A senior judge in Ohio has taken the unusual step of writing a letter to fellow judges warning them against putting “fine, fee and bail systems” on “automatic pilot.”
“We do not buy and sell a commodity; we perform a public service,” wrote Maureen O’Connor, the chief justice of the state’s Supreme Court.
“Focus on the ‘business’ of the courts appears at times to be overtaking interest in our fundamental responsibility to do justice.”
According to the Institute for Justice, one of the potential problem areas in her state is the existence of “mayor’s courts” in which citizens are “treated as little more than ATMS.”
“Under mayor’s courts, mayors of municipalities with at least 200 residents can preside over their very own court,” IJ explained. “Mayor’s courts are courts in name only: The mayor need not be a lawyer. Proceedings don’t have to be transcribed nor do defendants have a right to a trial by jury.”
But they do impose fines.
“Most perverse of all, any fines and fees collected from a mayor’s court (often from traffic violations) flows to the town’s budget. Clearly, that creates an incentive to rule against defendants, which shreds any appearance of impartiality,” IJ said. “As a result, many small towns can easily generate hundreds of thousands of dollars in revenue from a mayor’s court. Considering just how small many of these municipalities are, revenue from a mayor’s court can be a tremendous windfall. According to the Ohio Supreme Court, the state has nearly 300 mayor’s courts, which heard almost 300,000 cases in 2016. Almost 75 percent of those courts were in municipalities with under 5,000 people.”
In her letter, O’Connor noted the Justice Department recently rescinded a guidance concerning fines.
“As many of you know, for the past two years I have co-chaired a national task force examining fine, fee, and bail practices to make recommendations for how state courts can bring such practices into greater alignment with constitutional standards,” she wrote. “The need for the task force was the result of unfortunate practices in some state and local courts where fine, fee, and bail systems essentially operated on ‘automatic pilot’ with little, if any, regard for fundamental constitutional rights.”
She said she has “spoken out unequivocally that courts are centers of justice, not automatic teller machines whose purpose is to generate revenue for governments, including themselves.”
O’Conner explained that she was sending to each judge the legal guidelines for appropriate fines.
“I know the pressure that many of you face to generate revenue, to increase collection rates, to ‘self-fund’ as if the courts are a business trading in a commodity,” she said.
But she said her concern was so high that she wrote to State Auditor David Yost with her worries.
She told him: “If the existence of a court is dependent upon self-funding, we run the danger of creating a system of built-in incentives for courts to use judicial power for self-preservation not the promotion of justice for all. … Judges and court staff cannot be seen as collection agencies.”

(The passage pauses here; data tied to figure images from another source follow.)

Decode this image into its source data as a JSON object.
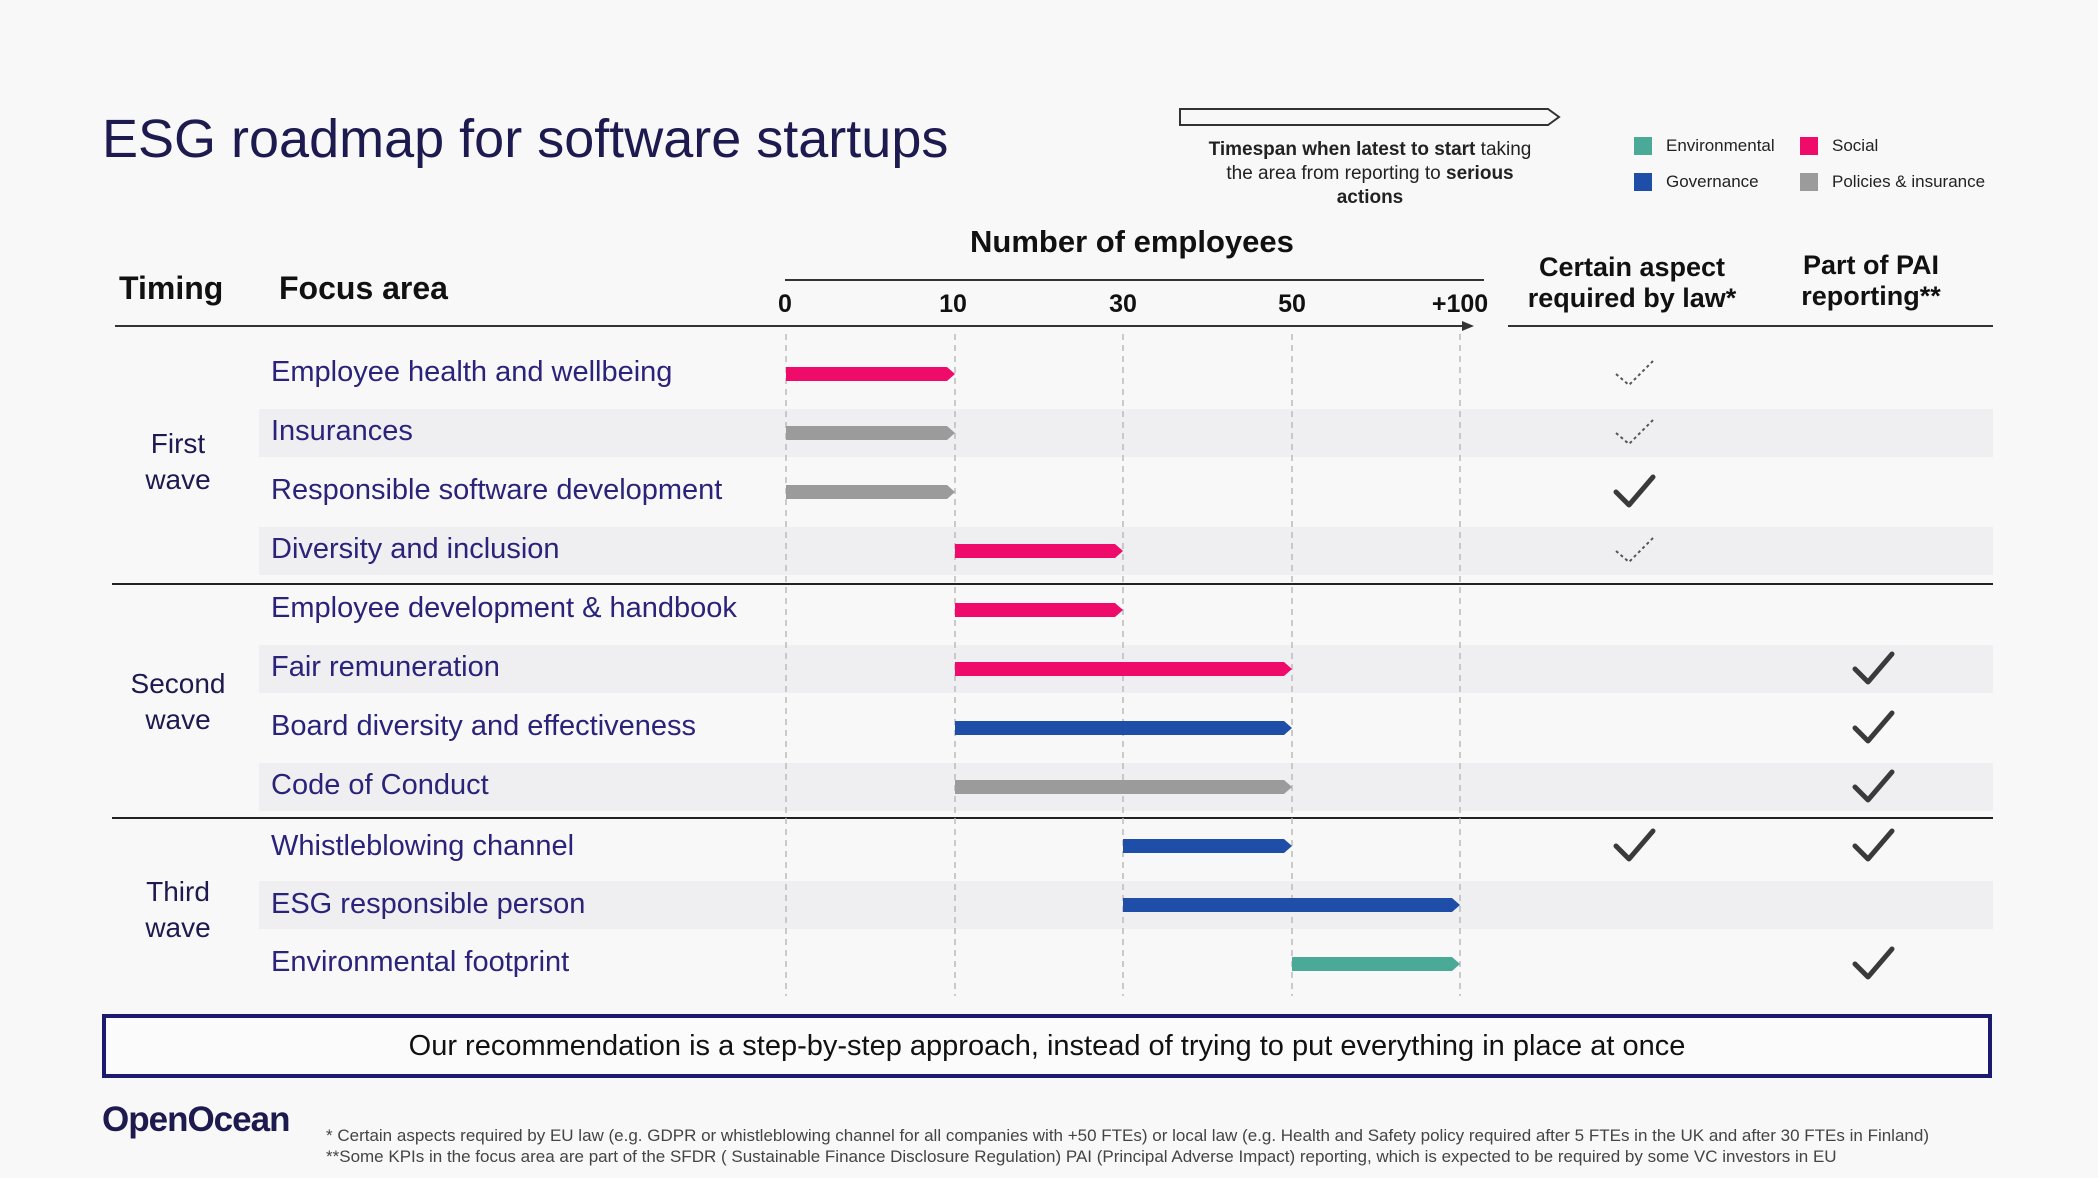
{
  "title": "ESG roadmap for software startups",
  "timespan_note": {
    "line1_bold": "Timespan when latest to start",
    "line1_rest": " taking",
    "line2_plain": "the  area from reporting to ",
    "line2_bold": "serious",
    "line3_bold": "actions"
  },
  "legend": [
    {
      "label": "Environmental",
      "color": "#4aa997"
    },
    {
      "label": "Social",
      "color": "#ee0b6a"
    },
    {
      "label": "Governance",
      "color": "#1f4ea8"
    },
    {
      "label": "Policies & insurance",
      "color": "#9b9b9b"
    }
  ],
  "headers": {
    "timing": "Timing",
    "focus": "Focus area",
    "employees": "Number of employees",
    "law_line1": "Certain aspect",
    "law_line2": "required by law*",
    "pai_line1": "Part of PAI",
    "pai_line2": "reporting**"
  },
  "waves": [
    {
      "line1": "First",
      "line2": "wave"
    },
    {
      "line1": "Second",
      "line2": "wave"
    },
    {
      "line1": "Third",
      "line2": "wave"
    }
  ],
  "chart_data": {
    "type": "bar",
    "title": "Number of employees",
    "xlabel": "Number of employees",
    "ylabel": "Focus area",
    "x_ticks": [
      "0",
      "10",
      "30",
      "50",
      "+100"
    ],
    "series": [
      {
        "name": "Environmental",
        "color": "#4aa997"
      },
      {
        "name": "Social",
        "color": "#ee0b6a"
      },
      {
        "name": "Governance",
        "color": "#1f4ea8"
      },
      {
        "name": "Policies & insurance",
        "color": "#9b9b9b"
      }
    ],
    "rows": [
      {
        "label": "Employee health and wellbeing",
        "wave": "First wave",
        "start": "0",
        "end": "10",
        "category": "Social",
        "law": "partial",
        "pai": "none"
      },
      {
        "label": "Insurances",
        "wave": "First wave",
        "start": "0",
        "end": "10",
        "category": "Policies & insurance",
        "law": "partial",
        "pai": "none"
      },
      {
        "label": "Responsible software development",
        "wave": "First wave",
        "start": "0",
        "end": "10",
        "category": "Policies & insurance",
        "law": "full",
        "pai": "none"
      },
      {
        "label": "Diversity and inclusion",
        "wave": "First wave",
        "start": "10",
        "end": "30",
        "category": "Social",
        "law": "partial",
        "pai": "none"
      },
      {
        "label": "Employee development & handbook",
        "wave": "Second wave",
        "start": "10",
        "end": "30",
        "category": "Social",
        "law": "none",
        "pai": "none"
      },
      {
        "label": "Fair remuneration",
        "wave": "Second wave",
        "start": "10",
        "end": "50",
        "category": "Social",
        "law": "none",
        "pai": "full"
      },
      {
        "label": "Board diversity and effectiveness",
        "wave": "Second wave",
        "start": "10",
        "end": "50",
        "category": "Governance",
        "law": "none",
        "pai": "full"
      },
      {
        "label": "Code of Conduct",
        "wave": "Second wave",
        "start": "10",
        "end": "50",
        "category": "Policies & insurance",
        "law": "none",
        "pai": "full"
      },
      {
        "label": "Whistleblowing channel",
        "wave": "Third wave",
        "start": "30",
        "end": "50",
        "category": "Governance",
        "law": "full",
        "pai": "full"
      },
      {
        "label": "ESG responsible person",
        "wave": "Third wave",
        "start": "30",
        "end": "+100",
        "category": "Governance",
        "law": "none",
        "pai": "none"
      },
      {
        "label": "Environmental footprint",
        "wave": "Third wave",
        "start": "50",
        "end": "+100",
        "category": "Environmental",
        "law": "none",
        "pai": "full"
      }
    ]
  },
  "recommendation": "Our recommendation is a step-by-step approach, instead of trying to put everything in place at once",
  "logo": "OpenOcean",
  "footnotes": [
    "* Certain aspects required by EU law (e.g. GDPR or whistleblowing channel for all companies with +50 FTEs) or local law (e.g. Health and Safety policy required after  5 FTEs in the UK and after 30 FTEs in Finland)",
    "**Some KPIs in the focus area are part of the SFDR ( Sustainable Finance Disclosure Regulation)  PAI (Principal Adverse Impact) reporting, which is expected to be required by some VC investors in EU"
  ]
}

O’Connor said Yost responded in agreement, after she told him, “Whether courts contribute to a city’s bottom line or generate sufficient cash flow for its own operations should not be even a secondary thought considering the role of the judiciary in our system of government.”
The institute commented that ridding the state of the mayor’s courts would be a good start, along with reining in the power of civil forfeiture laws, under which law enforcement agencies keep for themselves what they confiscate from citizens, even if no charges are filed, as is allowed in many jurisdictions.
“As long as law enforcement can keep what they seize, Ohio’s police and prosecutors will have a powerful motivation to prioritize forfeiture cases and treat forfeiture money as their own private slush fund. To eliminate this incentive, lawmakers should follow the lead of seven states and Washington, D.C., and redirect any and all forfeiture proceeds to a neutral fund, like the state general fund or drug treatment programs,” IJ said.
O’Connor said providing a justice system is a function of government, just as is providing schools, roads and fire protection.
She explained that no matter what the DOJ says in its guidance letters, “we are as responsible for both abiding by and protecting constitutional rights as are our federal counterparts.”